Notas sobre el verano panameño

Viví el verano panameño con testarudez. Y no podía ser de otra manera. El empecinamiento con que enfrento las adversidades de la vida se mantuvo incólume ante el sol omnipresente que desnudó los árboles y pintó de ocre los jardines de mi vecindario.

Mi duelo con el patio comenzó poco después de Navidad. Con la última gota de lluvia se marchó la vitalidad de los pinos y marañones que rodean mi casa y sus hojas fueron cayendo una a una sobre un pasto que primero perdió su verde intenso y luego  amenazó con convertirse en paja seca.

Salía con el alba rastrillo en mano y me esforzaba por librar al césped de la alfombra de restos vegetales que había dejado la noche. Pero la brisa era más fuerte que yo. Por cada hoja que recogía, otras diez caían al suelo sacudidas por el viento. Lo irónico es que sabía desde el comienzo que era una batalla perdida que no estaba dispuesta a abandonar.

Y así fue. Comenzaba y terminaba los días llenando bolsas enormes de hojas secas. Y al terminar, cambiaba el rastrillo por una manguera larga que garantizaba la supervivencia del verdor y de un pequeño huerto que me propuse levantar. Pasaba horas regando. Tempranito en la mañana y tarde en la noche intentaba hacerle una treta al sol a sabiendas de que me ganaría. Igual recogía las hojas y rociaba agua aunque al terminar tuviera que volver a empezar.

Al preguntarme por qué lo hacía,  llegué a pensar que era un llamado interior para imponer una primavera eterna en mi jardín, aunque la sequía y el calor se oponían. Los días transcurrían con victorias parciales entre el verano y yo hasta que llegó la lluvia para que hiciéramos las paces. Dos chaparrones hicieron lo que no logré en 4 meses con el pico nuevo de la manguera. Las hojas dejaron de caer y reapareció la hierba donde sólo quedaban raíces secas.

Esta semana  los árboles estrenaron follaje nuevo, los pericos festejaron enloquecidos en sus chácharas vespertinas, los ñeques se aventuraron a salir de expedición más allá de la reserva forestal  y las frutas que cuelgan de las plantas que me empeñé en mantener vivas casi terminan de crecer.

De mi combate con el verano me quedaron tomates, pimentones, auyamas, pepinos, maíz, perejil, rábanos y una piña que le entregué a la mamá de una querida amiga que me cedió este pedazo de paraíso.
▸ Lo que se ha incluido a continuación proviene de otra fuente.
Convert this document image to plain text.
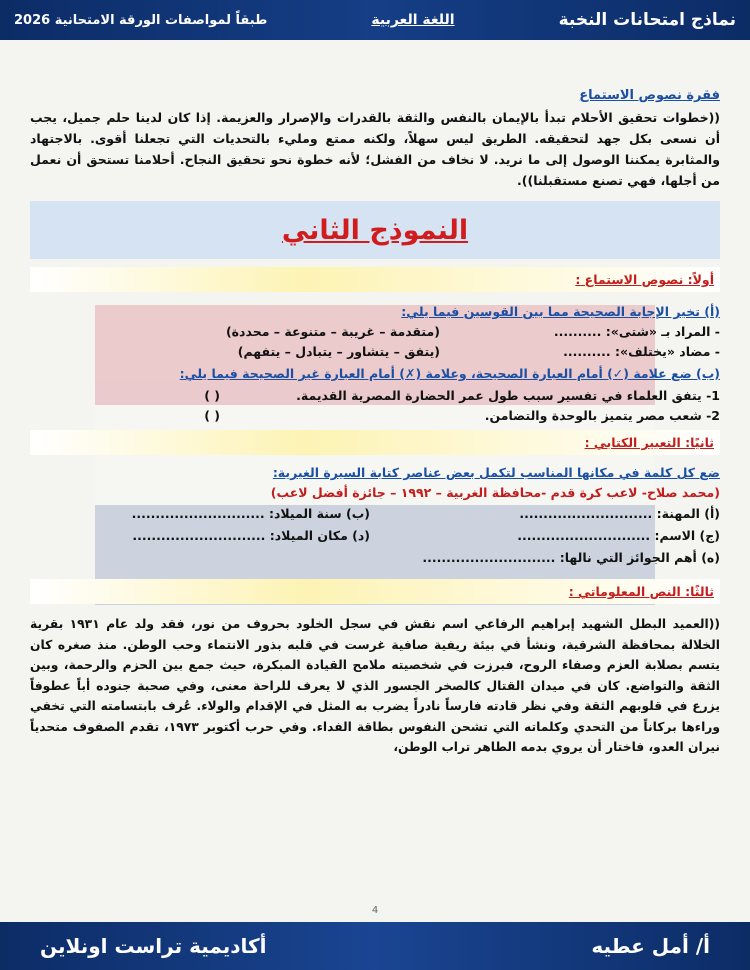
نماذج امتحانات النخبة
اللغة العربية
طبقاً لمواصفات الورقة الامتحانية 2026

فقرة نصوص الاستماع

((خطوات تحقيق الأحلام تبدأ بالإيمان بالنفس والثقة بالقدرات والإصرار والعزيمة. إذا كان لدينا حلم جميل، يجب أن نسعى بكل جهد لتحقيقه. الطريق ليس سهلاً، ولكنه ممتع ومليء بالتحديات التي تجعلنا أقوى. بالاجتهاد والمثابرة يمكننا الوصول إلى ما نريد. لا نخاف من الفشل؛ لأنه خطوة نحو تحقيق النجاح. أحلامنا تستحق أن نعمل من أجلها، فهي تصنع مستقبلنا)).

النموذج الثاني
أولاً: نصوص الاستماع :

(أ) تخير الإجابة الصحيحة مما بين القوسين فيما يلي:

- المراد بـ «شتى»: ..........
(متقدمة – غريبة – متنوعة – محددة)
- مضاد «يختلف»: ..........
(يتفق – يتشاور – يتبادل – يتفهم)

(ب) ضع علامة (✓) أمام العبارة الصحيحة، وعلامة (✗) أمام العبارة غير الصحيحة فيما يلي:

1- يتفق العلماء في تفسير سبب طول عمر الحضارة المصرية القديمة.
( )
2- شعب مصر يتميز بالوحدة والتضامن.
( )
ثانيًا: التعبير الكتابي :

ضع كل كلمة في مكانها المناسب لتكمل بعض عناصر كتابة السيرة الغيرية:

(محمد صلاح- لاعب كرة قدم -محافظة الغربية – ١٩٩٢ – جائزة أفضل لاعب)
(أ) المهنة: ............................
(ب) سنة الميلاد: ............................
(ج) الاسم: ............................
(د) مكان الميلاد: ............................
(ه) أهم الجوائز التي نالها: ............................
ثالثًا: النص المعلوماتي :

((العميد البطل الشهيد إبراهيم الرفاعي اسم نقش في سجل الخلود بحروف من نور، فقد ولد عام ١٩٣١ بقرية الخلالة بمحافظة الشرقية، ونشأ في بيئة ريفية صافية غرست في قلبه بذور الانتماء وحب الوطن. منذ صغره كان يتسم بصلابة العزم وصفاء الروح، فبرزت في شخصيته ملامح القيادة المبكرة، حيث جمع بين الحزم والرحمة، وبين الثقة والتواضع. كان في ميدان القتال كالصخر الجسور الذي لا يعرف للراحة معنى، وفي صحبة جنوده أباً عطوفاً يزرع في قلوبهم الثقة وفي نظر قادته فارساً نادراً يضرب به المثل في الإقدام والولاء. عُرف بابتسامته التي تخفي وراءها بركاناً من التحدي وكلماته التي تشحن النفوس بطاقة الفداء. وفي حرب أكتوبر ١٩٧٣، تقدم الصفوف متحدياً نيران العدو، فاختار أن يروي بدمه الطاهر تراب الوطن،

4
أ/ أمل عطيه
أكاديمية تراست اونلاين
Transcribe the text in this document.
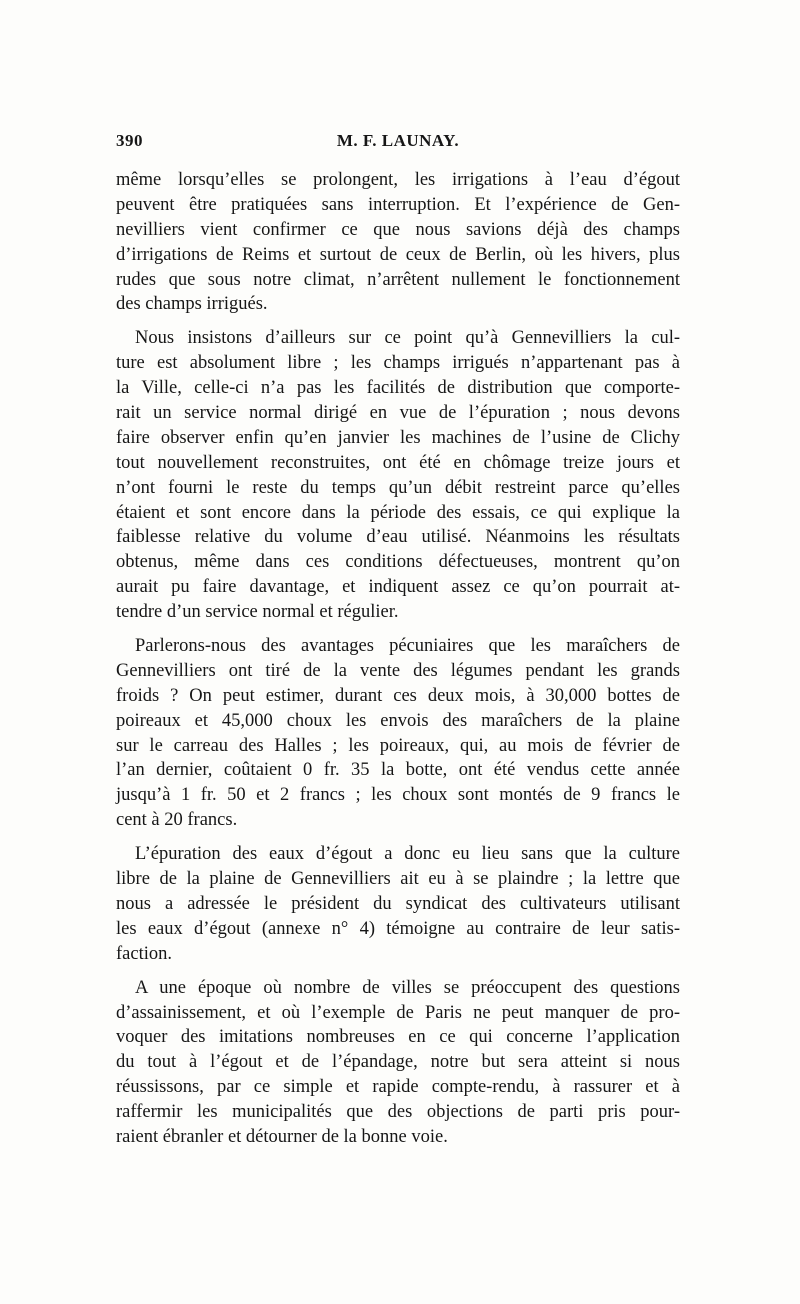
390	M. F. LAUNAY.
même lorsqu’elles se prolongent, les irrigations à l’eau d’égout
peuvent être pratiquées sans interruption. Et l’expérience de Gen-
nevilliers vient confirmer ce que nous savions déjà des champs
d’irrigations de Reims et surtout de ceux de Berlin, où les hivers, plus
rudes que sous notre climat, n’arrêtent nullement le fonctionnement
des champs irrigués.
Nous insistons d’ailleurs sur ce point qu’à Gennevilliers la cul-
ture est absolument libre ; les champs irrigués n’appartenant pas à
la Ville, celle-ci n’a pas les facilités de distribution que comporte-
rait un service normal dirigé en vue de l’épuration ; nous devons
faire observer enfin qu’en janvier les machines de l’usine de Clichy
tout nouvellement reconstruites, ont été en chômage treize jours et
n’ont fourni le reste du temps qu’un débit restreint parce qu’elles
étaient et sont encore dans la période des essais, ce qui explique la
faiblesse relative du volume d’eau utilisé. Néanmoins les résultats
obtenus, même dans ces conditions défectueuses, montrent qu’on
aurait pu faire davantage, et indiquent assez ce qu’on pourrait at-
tendre d’un service normal et régulier.
Parlerons-nous des avantages pécuniaires que les maraîchers de
Gennevilliers ont tiré de la vente des légumes pendant les grands
froids ? On peut estimer, durant ces deux mois, à 30,000 bottes de
poireaux et 45,000 choux les envois des maraîchers de la plaine
sur le carreau des Halles ; les poireaux, qui, au mois de février de
l’an dernier, coûtaient 0 fr. 35 la botte, ont été vendus cette année
jusqu’à 1 fr. 50 et 2 francs ; les choux sont montés de 9 francs le
cent à 20 francs.
L’épuration des eaux d’égout a donc eu lieu sans que la culture
libre de la plaine de Gennevilliers ait eu à se plaindre ; la lettre que
nous a adressée le président du syndicat des cultivateurs utilisant
les eaux d’égout (annexe n° 4) témoigne au contraire de leur satis-
faction.
A une époque où nombre de villes se préoccupent des questions
d’assainissement, et où l’exemple de Paris ne peut manquer de pro-
voquer des imitations nombreuses en ce qui concerne l’application
du tout à l’égout et de l’épandage, notre but sera atteint si nous
réussissons, par ce simple et rapide compte-rendu, à rassurer et à
raffermir les municipalités que des objections de parti pris pour-
raient ébranler et détourner de la bonne voie.
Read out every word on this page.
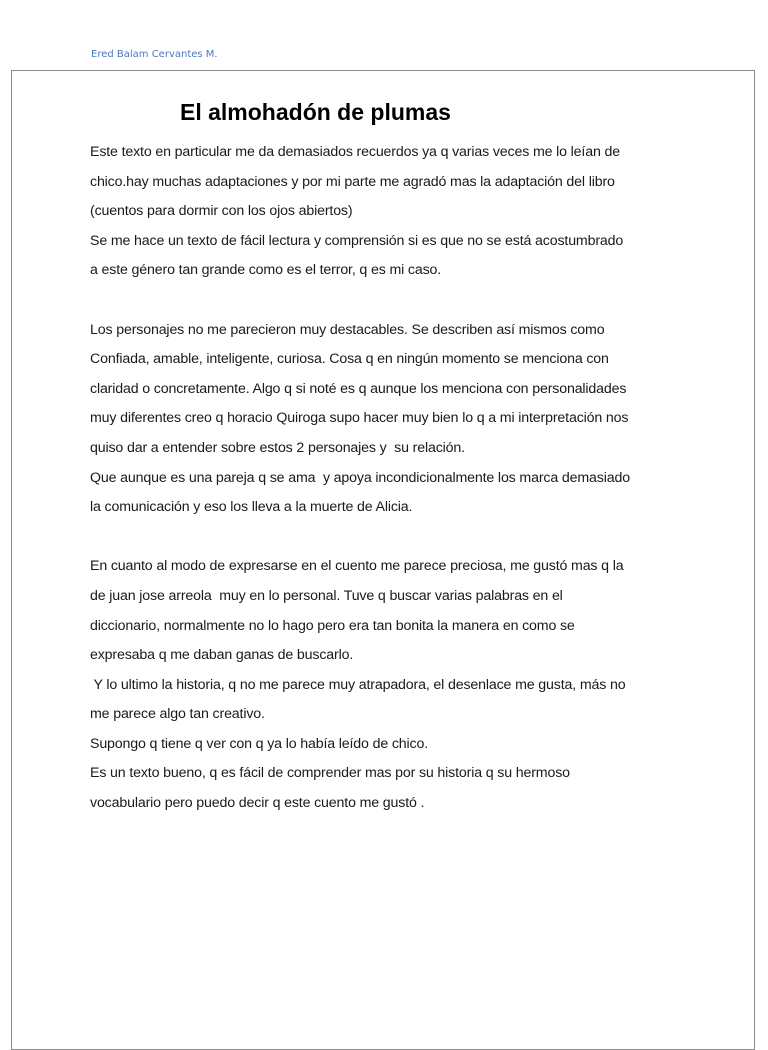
Ered Balam Cervantes M.
El almohadón de plumas
Este texto en particular me da demasiados recuerdos ya q varias veces me lo leían de
chico.hay muchas adaptaciones y por mi parte me agradó mas la adaptación del libro
(cuentos para dormir con los ojos abiertos)
Se me hace un texto de fácil lectura y comprensión si es que no se está acostumbrado
a este género tan grande como es el terror, q es mi caso.
Los personajes no me parecieron muy destacables. Se describen así mismos como
Confiada, amable, inteligente, curiosa. Cosa q en ningún momento se menciona con
claridad o concretamente. Algo q si noté es q aunque los menciona con personalidades
muy diferentes creo q horacio Quiroga supo hacer muy bien lo q a mi interpretación nos
quiso dar a entender sobre estos 2 personajes y  su relación.
Que aunque es una pareja q se ama  y apoya incondicionalmente los marca demasiado
la comunicación y eso los lleva a la muerte de Alicia.
En cuanto al modo de expresarse en el cuento me parece preciosa, me gustó mas q la
de juan jose arreola  muy en lo personal. Tuve q buscar varias palabras en el
diccionario, normalmente no lo hago pero era tan bonita la manera en como se
expresaba q me daban ganas de buscarlo.
Y lo ultimo la historia, q no me parece muy atrapadora, el desenlace me gusta, más no
me parece algo tan creativo.
Supongo q tiene q ver con q ya lo había leído de chico.
Es un texto bueno, q es fácil de comprender mas por su historia q su hermoso
vocabulario pero puedo decir q este cuento me gustó .
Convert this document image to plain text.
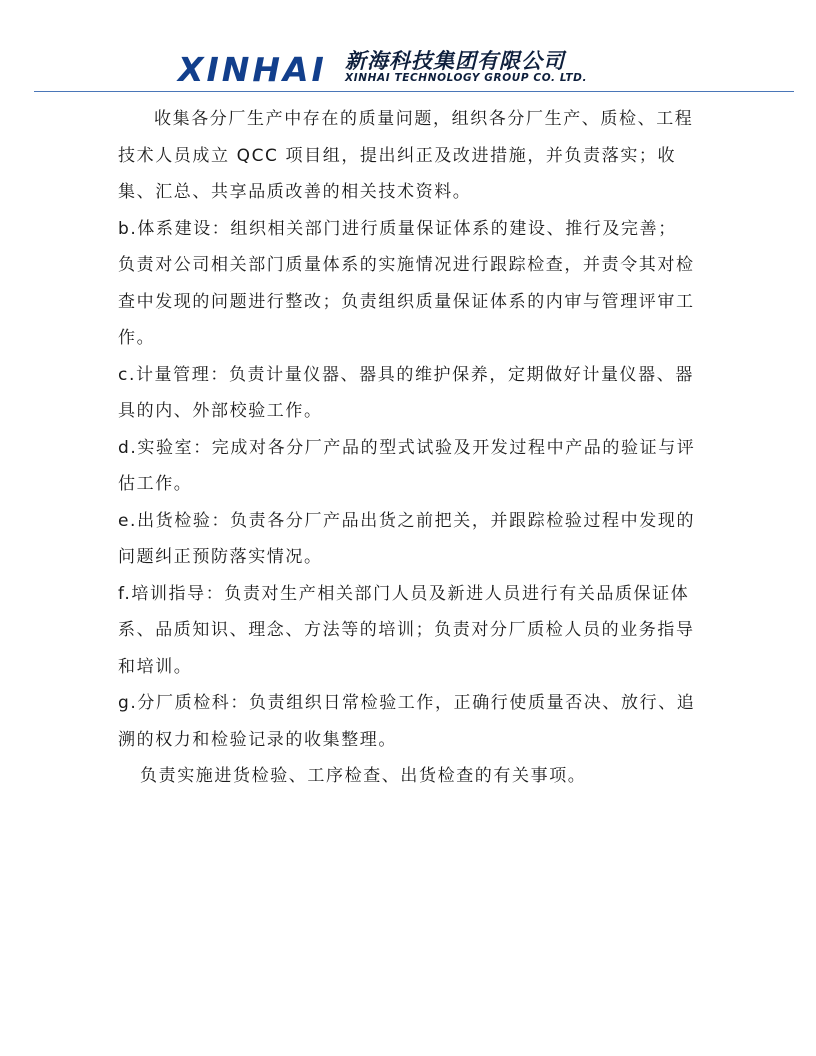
XINHAI 新海科技集团有限公司
XINHAI TECHNOLOGY GROUP CO. LTD.

收集各分厂生产中存在的质量问题，组织各分厂生产、质检、工程技术人员成立 QCC 项目组，提出纠正及改进措施，并负责落实；收集、汇总、共享品质改善的相关技术资料。

b.体系建设：组织相关部门进行质量保证体系的建设、推行及完善；

负责对公司相关部门质量体系的实施情况进行跟踪检查，并责令其对检查中发现的问题进行整改；负责组织质量保证体系的内审与管理评审工作。

c.计量管理：负责计量仪器、器具的维护保养，定期做好计量仪器、器具的内、外部校验工作。

d.实验室：完成对各分厂产品的型式试验及开发过程中产品的验证与评估工作。

e.出货检验：负责各分厂产品出货之前把关，并跟踪检验过程中发现的问题纠正预防落实情况。

f.培训指导：负责对生产相关部门人员及新进人员进行有关品质保证体系、品质知识、理念、方法等的培训；负责对分厂质检人员的业务指导和培训。

g.分厂质检科：负责组织日常检验工作，正确行使质量否决、放行、追溯的权力和检验记录的收集整理。

负责实施进货检验、工序检查、出货检查的有关事项。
Y en el pecho me quedó el arraigo, el equilibrio que me da la tierra, la conciencia de cuidar la semilla, el asombro de descubrir lo obvio y la testarudez suficiente para preparar de nuevo mis semilleros, comprar unas botas de lluvia y lanzarme sin titubeos a la lucha asimétrica que me darán los lodazales del invierno.